Miniature is not a word to be associated with sprawling finale - inspired apparently by hearing Beethoven's String Quartet Op.130 with the original Grosse Fugue as the closing movement. The commissioning clarinettist David Krakauer asked for some Klezmer inspired music - he got Hungarian. Quite how Krakauer felt about this - he was also part of an ensemble was called "Klezmer Madness" - is not elucidated. Here Lethiec is absolutely in his element and he is supported by theatrically exciting playing by the Fine Arts. Del Tredici is quoted in the liner as saying; "the idea of literally speeding up each appearance of the theme over the course of an entire movement - of creating a goulash of musical frenzy - gripped me." Frenzy is an entirely apt description for the performance here - again I have nothing but praise for all the players, who manage to stay true to the wild character of this music without sacrificing a jot of technical finesse or ensemble. I particularly like the fleeting chimerical passages [around 14:00], where the music skitters around in half-light shadows - very hard to bring off successfully - just making these potentially disjointed-sounding sections hang together is a huge performing challenge. This is something of a challenge for listeners too - despite several concentrated listenings, I am struggling to hear the movement as the coherent whole it undoubtedly is. So my failing - although the music has passages of relatively high dissonance on that level this is not hard to engage with.

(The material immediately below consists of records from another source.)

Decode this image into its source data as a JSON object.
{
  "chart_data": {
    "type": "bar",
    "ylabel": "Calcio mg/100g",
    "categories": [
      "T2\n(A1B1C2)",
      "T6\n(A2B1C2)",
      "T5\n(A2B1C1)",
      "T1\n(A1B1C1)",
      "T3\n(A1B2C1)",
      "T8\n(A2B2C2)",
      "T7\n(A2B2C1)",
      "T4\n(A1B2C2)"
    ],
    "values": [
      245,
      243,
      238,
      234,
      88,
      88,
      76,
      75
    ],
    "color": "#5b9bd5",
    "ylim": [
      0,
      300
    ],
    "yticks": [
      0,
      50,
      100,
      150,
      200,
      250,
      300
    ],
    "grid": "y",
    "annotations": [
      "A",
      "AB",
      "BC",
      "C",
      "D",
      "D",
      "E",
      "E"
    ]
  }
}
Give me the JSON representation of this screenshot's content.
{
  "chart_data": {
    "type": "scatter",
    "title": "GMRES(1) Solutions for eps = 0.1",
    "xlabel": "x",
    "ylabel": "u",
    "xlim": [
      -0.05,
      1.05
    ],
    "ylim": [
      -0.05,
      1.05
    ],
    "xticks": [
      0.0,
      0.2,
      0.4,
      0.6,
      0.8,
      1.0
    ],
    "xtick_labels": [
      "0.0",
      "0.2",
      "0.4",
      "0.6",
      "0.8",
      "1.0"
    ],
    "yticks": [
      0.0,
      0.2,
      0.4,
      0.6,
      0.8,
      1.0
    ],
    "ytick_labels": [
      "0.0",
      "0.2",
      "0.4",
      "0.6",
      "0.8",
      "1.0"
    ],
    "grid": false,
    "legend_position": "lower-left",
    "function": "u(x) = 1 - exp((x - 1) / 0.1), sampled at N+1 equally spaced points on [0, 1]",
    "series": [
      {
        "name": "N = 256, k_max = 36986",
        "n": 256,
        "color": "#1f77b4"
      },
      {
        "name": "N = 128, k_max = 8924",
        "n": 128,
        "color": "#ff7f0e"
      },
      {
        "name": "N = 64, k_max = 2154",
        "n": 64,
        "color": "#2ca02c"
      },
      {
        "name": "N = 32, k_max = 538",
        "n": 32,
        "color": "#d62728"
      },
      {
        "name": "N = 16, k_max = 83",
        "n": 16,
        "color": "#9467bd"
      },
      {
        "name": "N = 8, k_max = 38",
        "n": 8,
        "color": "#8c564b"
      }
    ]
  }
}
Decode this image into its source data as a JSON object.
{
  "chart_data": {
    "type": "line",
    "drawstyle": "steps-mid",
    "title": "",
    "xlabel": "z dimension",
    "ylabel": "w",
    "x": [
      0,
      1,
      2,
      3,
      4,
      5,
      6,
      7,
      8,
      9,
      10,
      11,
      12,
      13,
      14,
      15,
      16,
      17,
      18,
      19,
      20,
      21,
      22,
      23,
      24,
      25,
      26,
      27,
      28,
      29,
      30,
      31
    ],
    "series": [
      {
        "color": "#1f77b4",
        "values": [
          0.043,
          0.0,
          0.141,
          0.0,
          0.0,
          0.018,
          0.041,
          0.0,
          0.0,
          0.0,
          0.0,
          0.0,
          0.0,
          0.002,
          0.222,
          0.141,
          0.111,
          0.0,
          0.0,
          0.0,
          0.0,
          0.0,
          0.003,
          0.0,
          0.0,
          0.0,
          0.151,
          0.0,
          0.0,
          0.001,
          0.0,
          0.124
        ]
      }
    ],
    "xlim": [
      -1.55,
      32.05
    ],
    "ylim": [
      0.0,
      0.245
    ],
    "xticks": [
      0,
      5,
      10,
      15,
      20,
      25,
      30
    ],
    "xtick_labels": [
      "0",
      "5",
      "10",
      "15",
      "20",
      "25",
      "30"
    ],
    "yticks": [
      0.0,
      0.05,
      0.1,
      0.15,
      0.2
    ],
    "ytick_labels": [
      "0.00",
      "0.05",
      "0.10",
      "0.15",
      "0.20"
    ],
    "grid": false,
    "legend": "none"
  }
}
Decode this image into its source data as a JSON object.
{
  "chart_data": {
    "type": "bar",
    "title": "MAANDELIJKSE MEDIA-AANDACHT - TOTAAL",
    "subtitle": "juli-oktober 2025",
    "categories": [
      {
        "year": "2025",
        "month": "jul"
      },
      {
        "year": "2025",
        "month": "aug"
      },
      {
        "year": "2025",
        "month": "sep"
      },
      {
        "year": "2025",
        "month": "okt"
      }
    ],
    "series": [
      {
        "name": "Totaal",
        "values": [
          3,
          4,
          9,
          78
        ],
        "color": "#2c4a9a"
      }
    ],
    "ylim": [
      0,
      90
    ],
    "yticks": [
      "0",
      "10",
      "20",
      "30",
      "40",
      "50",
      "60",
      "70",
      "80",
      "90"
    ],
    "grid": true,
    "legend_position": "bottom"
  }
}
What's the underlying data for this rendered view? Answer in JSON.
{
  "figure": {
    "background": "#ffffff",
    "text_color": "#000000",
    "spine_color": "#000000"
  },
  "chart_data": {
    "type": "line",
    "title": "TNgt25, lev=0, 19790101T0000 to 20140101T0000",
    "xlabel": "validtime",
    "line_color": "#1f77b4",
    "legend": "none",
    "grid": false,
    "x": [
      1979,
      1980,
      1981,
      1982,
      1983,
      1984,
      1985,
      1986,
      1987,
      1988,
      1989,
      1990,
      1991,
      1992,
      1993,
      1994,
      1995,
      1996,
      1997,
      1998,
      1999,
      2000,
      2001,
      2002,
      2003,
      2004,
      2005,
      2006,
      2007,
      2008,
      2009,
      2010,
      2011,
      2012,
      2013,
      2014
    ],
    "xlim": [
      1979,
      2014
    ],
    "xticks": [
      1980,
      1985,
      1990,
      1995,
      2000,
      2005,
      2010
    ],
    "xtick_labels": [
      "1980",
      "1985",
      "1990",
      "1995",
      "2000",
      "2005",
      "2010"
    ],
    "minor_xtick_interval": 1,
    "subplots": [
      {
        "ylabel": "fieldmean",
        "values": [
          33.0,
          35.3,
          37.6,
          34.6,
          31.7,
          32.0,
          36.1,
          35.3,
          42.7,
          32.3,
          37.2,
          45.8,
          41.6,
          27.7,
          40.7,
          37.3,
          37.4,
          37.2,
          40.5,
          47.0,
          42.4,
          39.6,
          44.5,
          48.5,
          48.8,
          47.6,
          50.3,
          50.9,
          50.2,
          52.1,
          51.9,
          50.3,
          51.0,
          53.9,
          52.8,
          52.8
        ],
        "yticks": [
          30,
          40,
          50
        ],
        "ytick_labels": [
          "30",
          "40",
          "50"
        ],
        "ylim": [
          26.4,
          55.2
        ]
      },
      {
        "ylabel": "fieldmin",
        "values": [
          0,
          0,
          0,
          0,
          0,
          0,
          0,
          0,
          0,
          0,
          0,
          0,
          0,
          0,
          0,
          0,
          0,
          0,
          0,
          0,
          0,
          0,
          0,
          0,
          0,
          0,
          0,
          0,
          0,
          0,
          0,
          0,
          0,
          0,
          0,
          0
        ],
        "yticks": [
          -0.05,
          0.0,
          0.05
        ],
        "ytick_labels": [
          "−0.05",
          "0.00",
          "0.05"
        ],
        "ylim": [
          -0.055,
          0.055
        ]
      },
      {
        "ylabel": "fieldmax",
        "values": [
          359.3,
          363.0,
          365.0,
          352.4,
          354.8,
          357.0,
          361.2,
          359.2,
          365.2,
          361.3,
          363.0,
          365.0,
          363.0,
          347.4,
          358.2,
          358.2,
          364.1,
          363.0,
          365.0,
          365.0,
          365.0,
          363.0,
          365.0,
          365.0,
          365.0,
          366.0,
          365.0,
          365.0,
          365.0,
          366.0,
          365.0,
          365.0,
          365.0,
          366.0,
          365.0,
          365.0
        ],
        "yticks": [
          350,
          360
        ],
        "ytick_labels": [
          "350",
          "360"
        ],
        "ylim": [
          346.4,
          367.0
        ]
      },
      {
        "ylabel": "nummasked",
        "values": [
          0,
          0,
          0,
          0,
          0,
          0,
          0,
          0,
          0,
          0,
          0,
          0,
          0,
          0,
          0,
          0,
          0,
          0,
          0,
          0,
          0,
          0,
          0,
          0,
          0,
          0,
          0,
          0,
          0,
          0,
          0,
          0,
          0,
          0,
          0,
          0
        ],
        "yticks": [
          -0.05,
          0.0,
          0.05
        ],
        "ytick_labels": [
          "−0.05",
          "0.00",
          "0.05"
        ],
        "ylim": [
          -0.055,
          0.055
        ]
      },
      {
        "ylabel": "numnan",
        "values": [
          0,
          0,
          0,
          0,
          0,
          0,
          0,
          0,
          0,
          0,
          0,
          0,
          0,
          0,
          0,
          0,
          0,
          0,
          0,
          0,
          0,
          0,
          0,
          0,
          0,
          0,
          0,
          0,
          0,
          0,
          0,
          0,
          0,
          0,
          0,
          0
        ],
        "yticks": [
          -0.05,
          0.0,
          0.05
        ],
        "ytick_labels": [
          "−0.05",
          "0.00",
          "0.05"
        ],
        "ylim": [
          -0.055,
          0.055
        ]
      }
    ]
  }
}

There is a strong sense that Del Tredici is essentially a tonal composer and certainly one who sounds quite unlike any other, and he makes little if any use of extended instrumental techniques so probably I would describe him as a modern traditional composer.

So a valuable disc capturing excellent live performances of these two very individual works. Good engineering backs up the quality of the music-making. Something for those interested in different aspects of American Neo-Romanticism.